Gianluca Capuano, dal 21 marzo - Anche lui per la prima volta a Bologna, Gianluca Capuano si inserisce in questo percorso da Mozart al Romanticismo con un programma prezioso, che incunea fra due Schubert giovanili non troppo consueti, la rarità della Sinfonia in Re minore di Anton Eberl, vale a dire di un compositore d’una decina d’anni più giovane di Mozart e che a Mozart ebbe modo di essere vicino, così da porsi come ideale anello di congiunzione con le generazioni successive. Splendida idea, che restituisce il clima viennese a cavallo fra due secoli con il suo carattere peculiare e di crocevia d’influenze europee. L’ouverture in stile italiano di Schubert (1817) è una chiara eco della rossinimania che stava già conquistando la capitale asburgica prima della storica tournée del 1822, ma d’altra parte la sinfonia di Eberl (1804) sembra vicinissima allo stile cui si abbevera, e che già esprime adolescente, il Pesarese, guadagnandosi il soprannome di Tedeschino. Il gusto italiano di Schubert, peraltro si riflette anche nella sesta sinfonia Piccola, di pochi mesi posteriore all’ouverture. Capuano rende questi stretti rapporti con la disinvoltura di chi è avvezzo alle esecuzioni storicamente informate, con la franchezza di chi sa che la storia insegna a cercare colori, dinamiche, sonorità. Il suono è terso ma non esangue, il passo deciso, ma anche leggero, vario con saggezza e sapienza, accattivante senza essere banale.

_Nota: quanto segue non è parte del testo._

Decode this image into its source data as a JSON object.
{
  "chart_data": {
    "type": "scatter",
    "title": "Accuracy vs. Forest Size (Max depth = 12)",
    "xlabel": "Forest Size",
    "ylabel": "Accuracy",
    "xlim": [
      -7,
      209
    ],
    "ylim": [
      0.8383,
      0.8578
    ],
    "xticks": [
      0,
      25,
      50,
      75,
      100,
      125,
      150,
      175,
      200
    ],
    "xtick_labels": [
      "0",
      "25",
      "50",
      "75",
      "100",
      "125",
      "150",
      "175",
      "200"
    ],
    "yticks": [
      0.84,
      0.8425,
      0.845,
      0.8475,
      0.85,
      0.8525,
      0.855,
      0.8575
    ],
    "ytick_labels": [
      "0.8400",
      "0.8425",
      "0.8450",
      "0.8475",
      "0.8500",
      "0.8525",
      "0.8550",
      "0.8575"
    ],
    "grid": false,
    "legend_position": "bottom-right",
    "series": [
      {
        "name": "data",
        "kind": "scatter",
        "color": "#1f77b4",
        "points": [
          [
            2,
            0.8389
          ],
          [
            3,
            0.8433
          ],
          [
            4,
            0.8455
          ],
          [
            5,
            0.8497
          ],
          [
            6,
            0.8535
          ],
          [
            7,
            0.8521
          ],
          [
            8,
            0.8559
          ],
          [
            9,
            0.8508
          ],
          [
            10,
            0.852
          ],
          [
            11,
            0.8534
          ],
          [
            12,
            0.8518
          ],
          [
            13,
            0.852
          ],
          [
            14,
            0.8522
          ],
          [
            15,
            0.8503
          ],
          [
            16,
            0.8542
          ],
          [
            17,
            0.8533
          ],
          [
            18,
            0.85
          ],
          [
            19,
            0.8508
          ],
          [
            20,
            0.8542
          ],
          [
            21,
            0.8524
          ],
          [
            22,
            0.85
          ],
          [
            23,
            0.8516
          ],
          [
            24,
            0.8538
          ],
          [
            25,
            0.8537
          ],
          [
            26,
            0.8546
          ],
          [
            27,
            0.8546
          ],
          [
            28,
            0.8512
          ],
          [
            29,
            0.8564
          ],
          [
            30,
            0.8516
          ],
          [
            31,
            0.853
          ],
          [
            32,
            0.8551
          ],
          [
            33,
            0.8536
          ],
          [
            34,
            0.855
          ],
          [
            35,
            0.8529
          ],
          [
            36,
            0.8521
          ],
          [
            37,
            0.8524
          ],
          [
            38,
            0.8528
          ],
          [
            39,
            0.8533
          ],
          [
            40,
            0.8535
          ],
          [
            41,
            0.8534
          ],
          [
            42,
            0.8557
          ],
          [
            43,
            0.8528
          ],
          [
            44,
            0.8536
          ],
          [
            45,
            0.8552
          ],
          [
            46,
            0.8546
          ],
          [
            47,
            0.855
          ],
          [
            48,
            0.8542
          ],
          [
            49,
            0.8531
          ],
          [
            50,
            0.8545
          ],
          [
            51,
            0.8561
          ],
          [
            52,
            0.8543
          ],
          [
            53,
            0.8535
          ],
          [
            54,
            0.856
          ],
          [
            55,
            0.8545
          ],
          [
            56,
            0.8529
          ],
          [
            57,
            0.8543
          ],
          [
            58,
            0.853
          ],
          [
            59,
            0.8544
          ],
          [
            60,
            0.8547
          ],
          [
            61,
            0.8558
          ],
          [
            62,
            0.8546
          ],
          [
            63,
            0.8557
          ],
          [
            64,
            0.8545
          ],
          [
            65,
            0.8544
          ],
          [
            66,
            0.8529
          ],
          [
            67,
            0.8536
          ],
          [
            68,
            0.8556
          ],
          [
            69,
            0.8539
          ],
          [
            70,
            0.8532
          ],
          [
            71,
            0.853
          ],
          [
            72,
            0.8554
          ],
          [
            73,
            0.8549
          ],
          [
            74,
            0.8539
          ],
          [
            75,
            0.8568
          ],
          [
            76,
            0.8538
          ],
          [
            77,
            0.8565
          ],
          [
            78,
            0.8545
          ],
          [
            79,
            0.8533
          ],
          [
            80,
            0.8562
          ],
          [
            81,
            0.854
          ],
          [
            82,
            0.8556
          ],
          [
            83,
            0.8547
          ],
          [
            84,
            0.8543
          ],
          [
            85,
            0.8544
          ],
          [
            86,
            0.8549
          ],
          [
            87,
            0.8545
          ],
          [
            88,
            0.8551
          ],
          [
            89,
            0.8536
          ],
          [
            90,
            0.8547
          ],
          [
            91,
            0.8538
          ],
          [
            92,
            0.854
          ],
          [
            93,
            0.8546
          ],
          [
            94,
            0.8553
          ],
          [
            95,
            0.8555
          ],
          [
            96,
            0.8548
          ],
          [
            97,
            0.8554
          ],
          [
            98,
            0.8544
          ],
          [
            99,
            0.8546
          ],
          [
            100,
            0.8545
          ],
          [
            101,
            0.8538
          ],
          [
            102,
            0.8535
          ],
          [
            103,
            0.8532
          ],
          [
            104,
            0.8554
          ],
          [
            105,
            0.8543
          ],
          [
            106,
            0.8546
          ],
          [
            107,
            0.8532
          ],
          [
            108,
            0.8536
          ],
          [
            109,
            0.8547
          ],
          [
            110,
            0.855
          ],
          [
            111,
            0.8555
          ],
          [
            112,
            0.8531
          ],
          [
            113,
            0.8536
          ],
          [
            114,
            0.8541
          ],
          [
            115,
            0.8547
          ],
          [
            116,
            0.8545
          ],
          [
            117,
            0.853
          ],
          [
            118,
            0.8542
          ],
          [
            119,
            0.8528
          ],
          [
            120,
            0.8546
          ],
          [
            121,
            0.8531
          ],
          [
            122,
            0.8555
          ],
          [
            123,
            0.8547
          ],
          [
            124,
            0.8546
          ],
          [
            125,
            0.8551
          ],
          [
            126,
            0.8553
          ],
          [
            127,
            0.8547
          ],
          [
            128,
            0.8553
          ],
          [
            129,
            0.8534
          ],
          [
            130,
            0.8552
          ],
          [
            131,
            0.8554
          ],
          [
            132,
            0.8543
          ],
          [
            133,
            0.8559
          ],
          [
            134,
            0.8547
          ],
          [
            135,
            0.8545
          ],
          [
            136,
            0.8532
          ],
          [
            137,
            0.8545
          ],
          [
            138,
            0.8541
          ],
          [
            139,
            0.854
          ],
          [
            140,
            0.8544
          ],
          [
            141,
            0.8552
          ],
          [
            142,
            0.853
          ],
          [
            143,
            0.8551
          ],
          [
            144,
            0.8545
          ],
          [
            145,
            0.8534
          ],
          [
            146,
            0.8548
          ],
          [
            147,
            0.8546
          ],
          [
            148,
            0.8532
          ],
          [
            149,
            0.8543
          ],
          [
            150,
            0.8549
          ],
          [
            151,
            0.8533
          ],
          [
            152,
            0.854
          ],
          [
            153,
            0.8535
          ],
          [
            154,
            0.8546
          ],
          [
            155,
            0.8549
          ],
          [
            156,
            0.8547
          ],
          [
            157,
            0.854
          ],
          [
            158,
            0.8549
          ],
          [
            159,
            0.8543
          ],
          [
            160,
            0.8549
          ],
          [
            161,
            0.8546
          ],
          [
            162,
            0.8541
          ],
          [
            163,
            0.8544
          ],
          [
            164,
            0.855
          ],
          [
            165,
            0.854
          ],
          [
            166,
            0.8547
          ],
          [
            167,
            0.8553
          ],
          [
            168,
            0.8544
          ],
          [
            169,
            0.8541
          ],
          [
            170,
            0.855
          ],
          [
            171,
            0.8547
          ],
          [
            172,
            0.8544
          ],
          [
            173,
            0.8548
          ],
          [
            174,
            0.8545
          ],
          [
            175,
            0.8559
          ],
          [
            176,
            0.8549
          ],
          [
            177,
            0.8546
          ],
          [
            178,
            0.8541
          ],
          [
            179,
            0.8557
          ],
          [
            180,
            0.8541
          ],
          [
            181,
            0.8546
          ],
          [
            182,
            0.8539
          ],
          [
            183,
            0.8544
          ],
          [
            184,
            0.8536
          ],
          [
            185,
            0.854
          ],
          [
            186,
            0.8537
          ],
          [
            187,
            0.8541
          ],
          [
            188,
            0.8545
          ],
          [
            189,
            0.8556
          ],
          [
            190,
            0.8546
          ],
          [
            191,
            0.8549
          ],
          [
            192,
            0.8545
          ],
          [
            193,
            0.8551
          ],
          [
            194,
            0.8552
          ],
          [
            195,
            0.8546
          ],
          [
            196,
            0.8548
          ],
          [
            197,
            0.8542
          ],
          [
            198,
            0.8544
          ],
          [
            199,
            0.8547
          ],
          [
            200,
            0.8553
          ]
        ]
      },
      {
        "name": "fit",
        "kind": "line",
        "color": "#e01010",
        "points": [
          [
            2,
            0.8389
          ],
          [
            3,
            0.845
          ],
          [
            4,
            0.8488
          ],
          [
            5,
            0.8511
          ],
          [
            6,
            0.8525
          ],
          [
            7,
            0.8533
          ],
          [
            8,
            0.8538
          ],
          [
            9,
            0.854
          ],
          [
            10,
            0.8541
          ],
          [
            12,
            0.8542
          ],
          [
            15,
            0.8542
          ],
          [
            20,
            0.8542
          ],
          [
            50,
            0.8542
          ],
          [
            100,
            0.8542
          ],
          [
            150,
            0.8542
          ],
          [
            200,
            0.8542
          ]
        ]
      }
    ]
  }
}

Oksana Lyniv, dal 28 marzo - Dopo due esordi al Comunale, un debutto assoluto per l’Italia, quello di Oksana Lyniv, in curriculum l'esperienza come assistente di Kirill Petrenko, nel cassetto il contratto per Der fliegende Holländer quest’estate a Bayreuth (pare che nel 2021 la prima donna sul podio della Sacra Collina faccia ancora notizia, speriamo in un futuro in cui non ci si debba più far caso). Il suo vero biglietto da visita, più d’ogni premessa, è l’incipit della Sinfonia n. 25 di Mozart: nessuna fretta di esibire chissà quale enfasi sturmer, un motto deciso e propulsivo integrato in un discorso compiuto, che è quello di un Mozart che non ha bisogno di sottolineare alcunché. L’attacco ha una una nobile semplicità fiduciosa nell’energia insita nel testo, che infatti scatta subito deciso e brillante nelle ricorrenze del primo tema, ma anche e soprattutto nella continuità dei movimenti successivi, sia per la tensione ritmica sia per il peso conferito ai legni, di cui Lyniv plasma - senza bacchetta - le morbidezze per far emergere ben calibrati chiaroscuri. Dopo questo tardo Settecento animato più che da assalti tempestosi, da aneliti sublimi tinti di Sensucht inquieta, dopo il fremere del diciassettenne Amadé fresco di dramma metastasiano (Lucio Silla), arriva Schumann, con il doppio dei suoi anni e già assediato dal disturbo mentale. Per la sua Seconda Sinfonia, Lyniv, ora, impugna la bacchetta per i tre movimenti più mossi (il primo Sostenuto assai. Allegro ma non troppo, il secondo Scherzo: Allegro vivace, il quarto Allegro molto vivace), in cui si percepisce come quella stessa vitalità mozartiana ora si muti in una tensione più scoperta, nervosa, in cerca di una risoluzione che invano Schumann profila nell’ultimo movimento, com’è evidente nel controllo che mette in evidenza i nervi scoperti di una forma imposta al disordine interiore. Il cuore, allora va cercato nel terzo movimento, l’Adagio espressivo per il quale Lyniv torna a suggerire a mani nude il dilagare di un sincero moto interiore sospeso dal tempo cui la bacchetta ha dato e darà forma in una dialettica intelligente che si imprime nella memoria con il debutto di un'artista da seguire con attenzione.